$$\frac{\cos \left(3(x - \frac{\pi}{4})\right)}{\cos(x - \frac{\pi}{4})} = \frac{\sin 3x - \cos 3x}{\sin x + \cos x}$$
My attempt: \begin{align} LHS &=\frac{\cos \left(3(x - \frac{\pi}{4})\right)}{\cos(x - \frac{\pi}{4})} \\ &= 4\cos^2 (x - \frac{\pi}{4}) - 3 \\ &= 4(\cos x \cos\frac \pi 4 + \sin \frac \pi 4\sin x )^2 - 3 \\ &=-1 + 4\sin x \cos x \\ RHS &= \frac{\sin 3x - \cos 3x}{\sin x + \cos x} \\ &= \frac{2\sin x - 4\sin^3x - 4\cos^3x + 3\cos x}{\sin x + \cos x} \\ &= -1 + 4\sin x\cos x \end{align}
But it seems that there is a way to show it more efficiently, but I am not sure how.

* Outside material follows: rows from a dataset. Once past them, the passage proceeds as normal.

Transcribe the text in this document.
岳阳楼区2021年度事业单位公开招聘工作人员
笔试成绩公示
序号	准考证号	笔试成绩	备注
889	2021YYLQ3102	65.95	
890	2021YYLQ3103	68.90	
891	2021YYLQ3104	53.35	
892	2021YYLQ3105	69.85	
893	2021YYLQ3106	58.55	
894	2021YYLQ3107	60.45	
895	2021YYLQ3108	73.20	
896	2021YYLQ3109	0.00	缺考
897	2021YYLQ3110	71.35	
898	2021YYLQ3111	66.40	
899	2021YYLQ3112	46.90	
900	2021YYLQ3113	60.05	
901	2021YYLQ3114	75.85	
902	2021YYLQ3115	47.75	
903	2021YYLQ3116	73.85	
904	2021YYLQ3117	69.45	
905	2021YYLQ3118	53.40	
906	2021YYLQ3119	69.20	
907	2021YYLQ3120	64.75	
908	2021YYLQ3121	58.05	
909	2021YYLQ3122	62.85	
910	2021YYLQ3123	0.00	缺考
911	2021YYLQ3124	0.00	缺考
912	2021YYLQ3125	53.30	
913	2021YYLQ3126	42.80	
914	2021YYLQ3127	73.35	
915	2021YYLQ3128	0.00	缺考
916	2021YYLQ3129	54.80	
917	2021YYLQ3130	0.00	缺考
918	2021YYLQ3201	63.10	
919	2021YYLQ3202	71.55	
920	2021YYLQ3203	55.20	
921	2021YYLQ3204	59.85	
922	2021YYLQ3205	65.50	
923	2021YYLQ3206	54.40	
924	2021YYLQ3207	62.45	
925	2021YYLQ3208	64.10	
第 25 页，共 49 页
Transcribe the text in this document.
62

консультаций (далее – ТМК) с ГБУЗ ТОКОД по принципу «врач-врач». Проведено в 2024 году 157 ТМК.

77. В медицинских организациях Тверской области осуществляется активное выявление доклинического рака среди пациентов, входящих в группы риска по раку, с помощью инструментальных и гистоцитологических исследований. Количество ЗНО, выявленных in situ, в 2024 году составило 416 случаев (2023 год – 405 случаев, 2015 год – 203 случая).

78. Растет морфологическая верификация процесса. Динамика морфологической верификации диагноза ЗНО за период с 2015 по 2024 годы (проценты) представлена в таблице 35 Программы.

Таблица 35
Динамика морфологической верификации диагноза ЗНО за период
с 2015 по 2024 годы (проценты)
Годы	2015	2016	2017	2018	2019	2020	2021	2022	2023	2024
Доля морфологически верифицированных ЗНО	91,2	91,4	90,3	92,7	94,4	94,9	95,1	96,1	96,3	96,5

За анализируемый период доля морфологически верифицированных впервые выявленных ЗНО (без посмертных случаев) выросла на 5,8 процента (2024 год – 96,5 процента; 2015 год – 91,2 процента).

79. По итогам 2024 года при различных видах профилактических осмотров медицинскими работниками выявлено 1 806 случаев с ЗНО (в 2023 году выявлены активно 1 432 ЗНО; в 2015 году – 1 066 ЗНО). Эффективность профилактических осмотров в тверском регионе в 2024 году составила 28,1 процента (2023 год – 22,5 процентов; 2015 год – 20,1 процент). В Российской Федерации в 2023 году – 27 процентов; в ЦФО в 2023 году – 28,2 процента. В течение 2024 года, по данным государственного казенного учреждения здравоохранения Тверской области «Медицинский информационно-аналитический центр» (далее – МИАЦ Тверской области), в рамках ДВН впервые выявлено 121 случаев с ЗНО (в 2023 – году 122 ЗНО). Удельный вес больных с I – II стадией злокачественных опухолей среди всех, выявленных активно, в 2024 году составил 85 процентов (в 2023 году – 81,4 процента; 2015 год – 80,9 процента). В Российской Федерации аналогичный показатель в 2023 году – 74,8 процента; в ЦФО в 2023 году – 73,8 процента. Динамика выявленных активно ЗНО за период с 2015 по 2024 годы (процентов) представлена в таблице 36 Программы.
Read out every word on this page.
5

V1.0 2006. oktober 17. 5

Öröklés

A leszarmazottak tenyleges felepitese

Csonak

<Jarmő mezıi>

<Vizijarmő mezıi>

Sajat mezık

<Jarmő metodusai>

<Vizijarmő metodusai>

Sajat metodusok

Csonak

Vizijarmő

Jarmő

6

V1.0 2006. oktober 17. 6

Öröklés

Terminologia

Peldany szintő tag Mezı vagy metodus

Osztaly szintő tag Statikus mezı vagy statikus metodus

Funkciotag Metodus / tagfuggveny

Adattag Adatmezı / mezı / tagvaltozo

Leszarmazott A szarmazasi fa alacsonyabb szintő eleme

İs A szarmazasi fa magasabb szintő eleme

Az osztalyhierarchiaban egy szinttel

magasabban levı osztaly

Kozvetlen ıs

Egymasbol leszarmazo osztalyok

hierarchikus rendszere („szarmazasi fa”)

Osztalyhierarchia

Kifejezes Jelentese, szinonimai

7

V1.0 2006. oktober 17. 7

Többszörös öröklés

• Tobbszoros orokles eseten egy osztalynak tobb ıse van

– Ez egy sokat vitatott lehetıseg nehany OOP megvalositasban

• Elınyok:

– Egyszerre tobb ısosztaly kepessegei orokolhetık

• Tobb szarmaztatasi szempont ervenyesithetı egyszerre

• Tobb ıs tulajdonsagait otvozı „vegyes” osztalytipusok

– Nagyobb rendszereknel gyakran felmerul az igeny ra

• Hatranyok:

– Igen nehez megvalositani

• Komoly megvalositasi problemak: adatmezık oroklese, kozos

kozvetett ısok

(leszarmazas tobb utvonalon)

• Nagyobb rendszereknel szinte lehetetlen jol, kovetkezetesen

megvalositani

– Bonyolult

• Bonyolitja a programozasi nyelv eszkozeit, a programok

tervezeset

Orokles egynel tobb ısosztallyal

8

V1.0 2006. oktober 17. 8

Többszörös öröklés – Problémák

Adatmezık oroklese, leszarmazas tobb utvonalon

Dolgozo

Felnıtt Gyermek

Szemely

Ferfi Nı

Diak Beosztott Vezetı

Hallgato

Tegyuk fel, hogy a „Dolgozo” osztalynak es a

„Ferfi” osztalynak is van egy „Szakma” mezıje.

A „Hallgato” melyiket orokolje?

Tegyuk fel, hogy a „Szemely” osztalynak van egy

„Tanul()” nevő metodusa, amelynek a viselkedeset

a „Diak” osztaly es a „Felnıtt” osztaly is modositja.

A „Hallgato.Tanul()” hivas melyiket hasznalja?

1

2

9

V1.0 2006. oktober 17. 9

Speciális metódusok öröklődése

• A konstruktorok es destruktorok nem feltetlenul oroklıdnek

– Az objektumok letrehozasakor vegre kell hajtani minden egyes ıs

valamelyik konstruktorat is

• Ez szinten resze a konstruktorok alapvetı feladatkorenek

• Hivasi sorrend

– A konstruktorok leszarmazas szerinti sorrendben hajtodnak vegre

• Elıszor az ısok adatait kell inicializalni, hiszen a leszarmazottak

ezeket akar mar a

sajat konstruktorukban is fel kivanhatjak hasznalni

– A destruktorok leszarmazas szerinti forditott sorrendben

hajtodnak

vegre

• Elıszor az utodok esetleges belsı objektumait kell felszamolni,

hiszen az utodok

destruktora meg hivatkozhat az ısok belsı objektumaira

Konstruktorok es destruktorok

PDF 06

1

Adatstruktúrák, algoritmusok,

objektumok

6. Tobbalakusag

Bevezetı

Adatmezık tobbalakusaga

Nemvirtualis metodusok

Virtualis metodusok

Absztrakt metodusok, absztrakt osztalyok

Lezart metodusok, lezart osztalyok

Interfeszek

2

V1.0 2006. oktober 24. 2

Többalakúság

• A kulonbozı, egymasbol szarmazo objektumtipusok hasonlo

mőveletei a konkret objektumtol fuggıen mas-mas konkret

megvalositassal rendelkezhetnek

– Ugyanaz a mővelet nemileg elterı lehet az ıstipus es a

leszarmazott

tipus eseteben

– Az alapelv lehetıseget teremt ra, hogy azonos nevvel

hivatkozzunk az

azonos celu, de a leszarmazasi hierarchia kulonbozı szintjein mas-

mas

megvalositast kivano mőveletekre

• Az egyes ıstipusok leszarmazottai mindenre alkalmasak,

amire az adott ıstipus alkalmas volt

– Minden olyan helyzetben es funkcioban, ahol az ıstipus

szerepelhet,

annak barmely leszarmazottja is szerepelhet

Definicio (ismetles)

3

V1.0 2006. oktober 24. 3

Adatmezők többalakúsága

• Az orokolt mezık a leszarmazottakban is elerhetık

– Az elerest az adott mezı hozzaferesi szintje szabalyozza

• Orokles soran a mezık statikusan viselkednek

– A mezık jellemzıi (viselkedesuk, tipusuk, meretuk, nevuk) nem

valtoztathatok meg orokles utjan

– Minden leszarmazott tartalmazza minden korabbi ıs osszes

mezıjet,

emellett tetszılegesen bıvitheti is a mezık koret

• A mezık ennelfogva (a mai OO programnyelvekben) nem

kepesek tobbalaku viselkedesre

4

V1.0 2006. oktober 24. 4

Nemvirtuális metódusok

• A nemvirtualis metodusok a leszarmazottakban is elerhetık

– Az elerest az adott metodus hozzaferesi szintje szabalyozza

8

Using the angle addition formula $$\cos(A-B)=\cos(A)\cos(B)+\sin(A)\sin(B)$$ we have
$$\frac{\cos(3(x-\frac{\pi}{4}))}{\cos(x-\frac{\pi}{4})}=\frac{\cos(3x)\cos(\frac{3\pi}{4})+\sin(3x)\sin(\frac{3\pi}{4})}{\cos(x)\cos(\frac{\pi}{4})+\sin(x)\sin(\frac{\pi}{4})}$$ $$=\frac{-\frac{\sqrt{2}}{2}\cos(3x)+\frac{\sqrt{2}}{2}\sin(3x)}{\frac{\sqrt{2}}{2}\cos(x)+\frac{\sqrt{2}}{2}\sin(x)}$$ $$=\frac{\sin(3x)-\cos(3x)}{\cos(x)+\sin(x)}$$